Sarımsak Protein, A, B, B2 ve C vitaminleri, kalsiyum, çinko ve potasyum yönünden  zengin... İçindeki kükürt bileşikleri bakteri, virüs mantar ve  parazitlerle mücadelede etkili... Sarımsağa kokusunu veren ve bir kükürt  bileşiği olan allisin, güçlü bir antibiyotik etki gösteriyor. Allisinin  ortaya çıkması için sarımsağın ezilmesi ya da doğranması gerekiyor. 

Doğadaki en fazla germanyum içeriği sarımsakta bulunuyor ve germanyumun  anti kanser etkisi bilim çevrelerince kabul görüyor. Sarımsak tüketmek  ayrıca kan basıncını ve kan şekerini düzenlemeye yardımcı oluyor. Ancak  sarmısağa kokusunu veren ve antibiyotik özelliği bulunan allisin,  piştikten sonra kayboluyor. Bu nedenle çiğ tüketilmesi daha faydalı.  Günde bir çay kaşığı sarımsak tüketimi öneriliyor.
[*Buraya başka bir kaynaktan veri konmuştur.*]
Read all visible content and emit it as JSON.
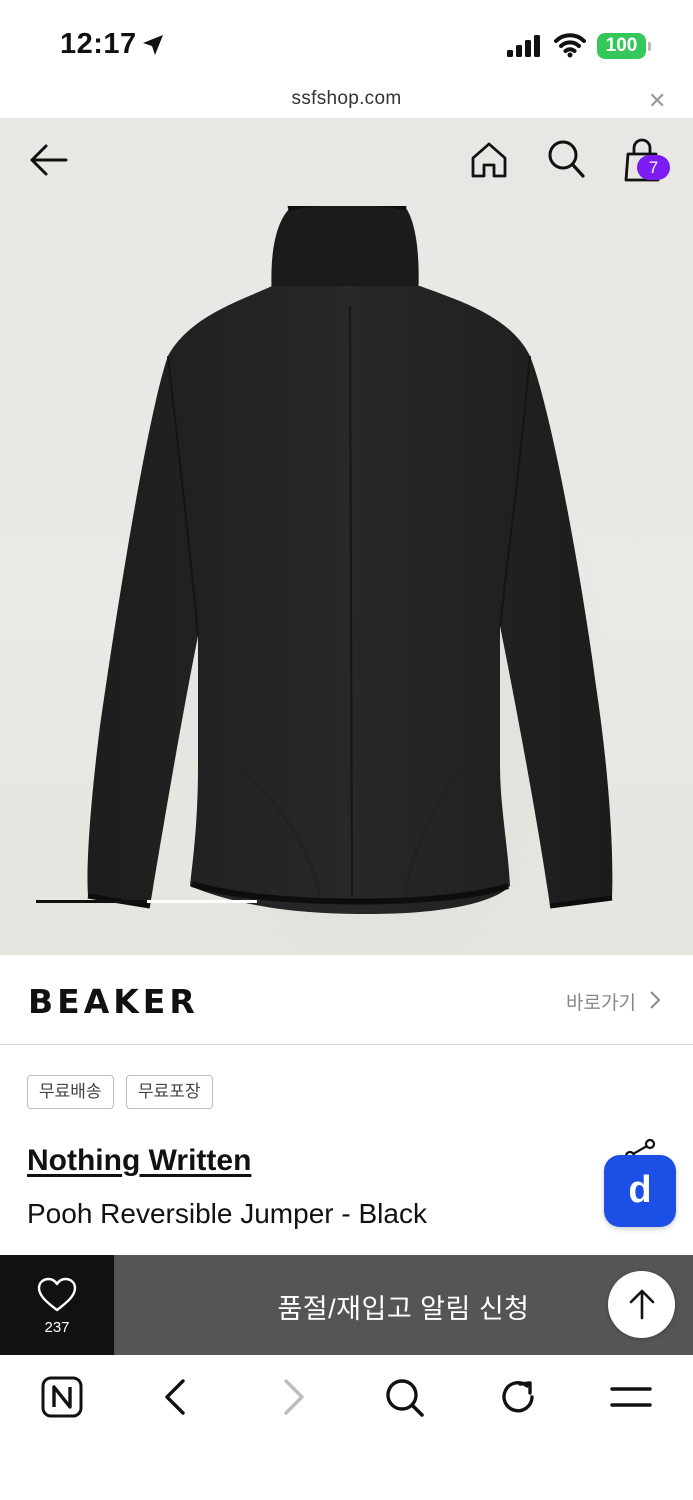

Aşırı tüketilmesi kan  basıncında aniden düşmeye neden olabiliyor.

Yoğurt İyi bir protein kaynağı olmasının yanı sıra A,B ve E vitaminleri ile  kalsiyum, fosfor ve magnezyum içeriği zengin... Süt şekerini laktik aside  çevirdiği için hem laktoz intoleransı olanların kullanabileceği bir  besin hem de süte göre şekerin aside dönüşmesi sebebiyle kalorisi daha  düşük. İçeriğindeki yararlı bakteriler sayesinde bağırsak dostu... 

Sütteki şeker ve peynirdeki tuz düşünüldüğünde bu gruptaki en iyi besin  olarak yoğurt öne çıkıyor. Yoğurt, kronik diyabet, ishal, gut ve  dizanteri gibi hastalıklara karşı tedavi edici, vücudu radyoaktiviteye  karşı koruyucu, tümör ve kanser oluşumunu önleyici özelliklere de sahip...  İçeriğindeki probiyotikler bağışıklığı güçlendiriyor.